O homem marcado - JK Rowling como Robert Galbrath


 Querido leitor,

Acabei de ler o oitavo livro da série Cormoran Strike, escrita por J. K. Rowling sob o pseudônimo de Robert Galbraith.

A série acompanha o investigador particular Cormoran Strike e sua sócia, Robin Ellacott, que, além de formarem uma excelente dupla profissional, escondem há anos um amor que ambos insistem em negar.



Até agora, este foi, sem dúvida, o caso mais complexo da série.

Cormoran e Robin são contratados por Décima Mullins, que acredita que um corpo encontrado dentro de uma loja de produtos maçônicos pertence ao pai de seu filho, desaparecido há anos.

A polícia conclui rapidamente que o funcionário da loja, conhecido como William Wright, era, na verdade, o criminoso Jason Knowles. No entanto, Décima tem certeza de que o morto é Rupert Fleetwood, seu antigo companheiro.

Rupert era afilhado de Dino Longcaster, um empresário muito rico. Depois da morte dos próprios pais em um acidente de esqui, passou a trabalhar para Dino e acabou se apaixonando por Décima, que era mais velha que ele. Os dois tiveram um filho.

Em determinado momento, Rupert rouba uma valiosa peça maçônica pertencente ao padrinho e desaparece sem deixar rastros.



Décima nunca acredita que ele simplesmente a abandonou. Para ela, Rupert assumiu a identidade de William Wright e acabou sendo assassinado durante uma tentativa de roubo na loja maçônica.
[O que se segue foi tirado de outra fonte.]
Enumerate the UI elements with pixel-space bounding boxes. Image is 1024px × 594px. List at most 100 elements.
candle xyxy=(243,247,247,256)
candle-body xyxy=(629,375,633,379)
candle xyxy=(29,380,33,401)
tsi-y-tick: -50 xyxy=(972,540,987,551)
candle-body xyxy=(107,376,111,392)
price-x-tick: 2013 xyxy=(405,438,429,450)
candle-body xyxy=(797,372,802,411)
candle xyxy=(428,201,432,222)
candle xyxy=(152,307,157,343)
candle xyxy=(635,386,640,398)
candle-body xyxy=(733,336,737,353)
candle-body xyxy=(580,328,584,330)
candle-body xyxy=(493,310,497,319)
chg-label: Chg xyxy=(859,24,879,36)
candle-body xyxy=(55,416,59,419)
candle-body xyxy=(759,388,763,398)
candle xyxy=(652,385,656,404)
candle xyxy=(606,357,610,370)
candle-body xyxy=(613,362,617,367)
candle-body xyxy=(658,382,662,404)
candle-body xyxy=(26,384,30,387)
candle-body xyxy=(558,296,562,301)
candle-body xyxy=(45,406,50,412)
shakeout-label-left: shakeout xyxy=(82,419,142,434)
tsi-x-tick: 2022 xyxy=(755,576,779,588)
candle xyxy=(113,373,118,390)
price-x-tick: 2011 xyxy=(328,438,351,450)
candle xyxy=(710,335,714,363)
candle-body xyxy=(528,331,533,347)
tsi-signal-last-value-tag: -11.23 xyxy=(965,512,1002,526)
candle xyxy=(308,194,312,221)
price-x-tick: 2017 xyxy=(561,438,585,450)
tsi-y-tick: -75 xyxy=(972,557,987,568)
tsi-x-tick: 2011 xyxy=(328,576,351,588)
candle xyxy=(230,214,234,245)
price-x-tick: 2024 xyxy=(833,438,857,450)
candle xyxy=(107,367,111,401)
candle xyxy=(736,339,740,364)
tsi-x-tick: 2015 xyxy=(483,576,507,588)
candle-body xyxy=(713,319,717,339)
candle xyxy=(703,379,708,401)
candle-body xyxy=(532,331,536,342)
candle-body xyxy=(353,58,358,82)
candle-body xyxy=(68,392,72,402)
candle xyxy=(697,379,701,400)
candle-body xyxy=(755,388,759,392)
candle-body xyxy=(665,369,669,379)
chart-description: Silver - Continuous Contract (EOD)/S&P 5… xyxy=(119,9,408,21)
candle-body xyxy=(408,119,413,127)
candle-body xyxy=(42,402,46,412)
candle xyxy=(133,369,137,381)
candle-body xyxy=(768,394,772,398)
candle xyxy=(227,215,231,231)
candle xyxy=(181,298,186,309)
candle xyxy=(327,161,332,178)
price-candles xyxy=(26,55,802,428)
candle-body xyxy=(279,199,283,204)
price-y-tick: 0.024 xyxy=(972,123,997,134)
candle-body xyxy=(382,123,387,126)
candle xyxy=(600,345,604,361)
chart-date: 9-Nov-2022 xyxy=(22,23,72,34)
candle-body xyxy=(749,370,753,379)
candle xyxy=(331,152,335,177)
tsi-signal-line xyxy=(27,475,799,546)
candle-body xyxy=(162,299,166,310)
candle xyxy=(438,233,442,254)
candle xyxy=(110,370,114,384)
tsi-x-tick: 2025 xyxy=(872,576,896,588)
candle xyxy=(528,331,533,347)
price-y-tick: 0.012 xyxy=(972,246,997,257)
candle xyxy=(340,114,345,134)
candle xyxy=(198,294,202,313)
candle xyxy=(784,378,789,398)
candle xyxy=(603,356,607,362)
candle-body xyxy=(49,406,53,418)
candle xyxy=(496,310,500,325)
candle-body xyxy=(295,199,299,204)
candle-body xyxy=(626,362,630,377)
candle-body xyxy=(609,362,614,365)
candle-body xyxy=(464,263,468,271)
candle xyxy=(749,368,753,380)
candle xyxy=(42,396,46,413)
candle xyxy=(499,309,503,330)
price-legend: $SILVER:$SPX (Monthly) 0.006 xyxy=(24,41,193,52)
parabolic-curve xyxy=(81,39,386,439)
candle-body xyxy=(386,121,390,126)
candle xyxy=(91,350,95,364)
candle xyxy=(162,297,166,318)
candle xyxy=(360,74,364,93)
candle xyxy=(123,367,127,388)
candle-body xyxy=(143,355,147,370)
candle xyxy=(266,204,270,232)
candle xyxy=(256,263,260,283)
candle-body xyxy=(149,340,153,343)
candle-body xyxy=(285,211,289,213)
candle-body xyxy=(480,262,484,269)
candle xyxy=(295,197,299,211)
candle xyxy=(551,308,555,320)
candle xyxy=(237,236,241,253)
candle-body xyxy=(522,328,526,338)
Strike, porém, percebe logo no início que a identificação feita pela polícia apresenta inconsistências. Em vez de aceitar que o morto seja Jason Knowles, passa a investigar outras pessoas desaparecidas que poderiam ter assumido a identidade de William Wright.

O primeiro grande suspeito é Niall Semple, um ex-soldado que retorna da guerra com graves sequelas físicas e psicológicas. Após o aborto espontâneo da esposa e incapaz de lidar com o trauma, desaparece, fazendo muitos acreditarem que poderia ter assumido outra identidade. No fim, Strike descobre que sua história era uma tragédia paralela e que Niall não tinha ligação com o assassinato investigado.

Outro suspeito é Dick de Lion, um ex-ator pornô que desaparece após ameaçar denunciar um importante maçom, Oliver Branfoot.



Oliver utilizava diversos atores pornôs para filmar encontros sexuais sem o consentimento das parceiras. A suspeita era de que Dick tivesse assumido a identidade de William Wright e que Oliver tivesse ordenado seu assassinato para impedir a denúncia.

No entanto, Strike e Robin descobrem que Dick estava vivo, escondido na cidade onde sua família vivia, e o convencem a denunciar Oliver às autoridades.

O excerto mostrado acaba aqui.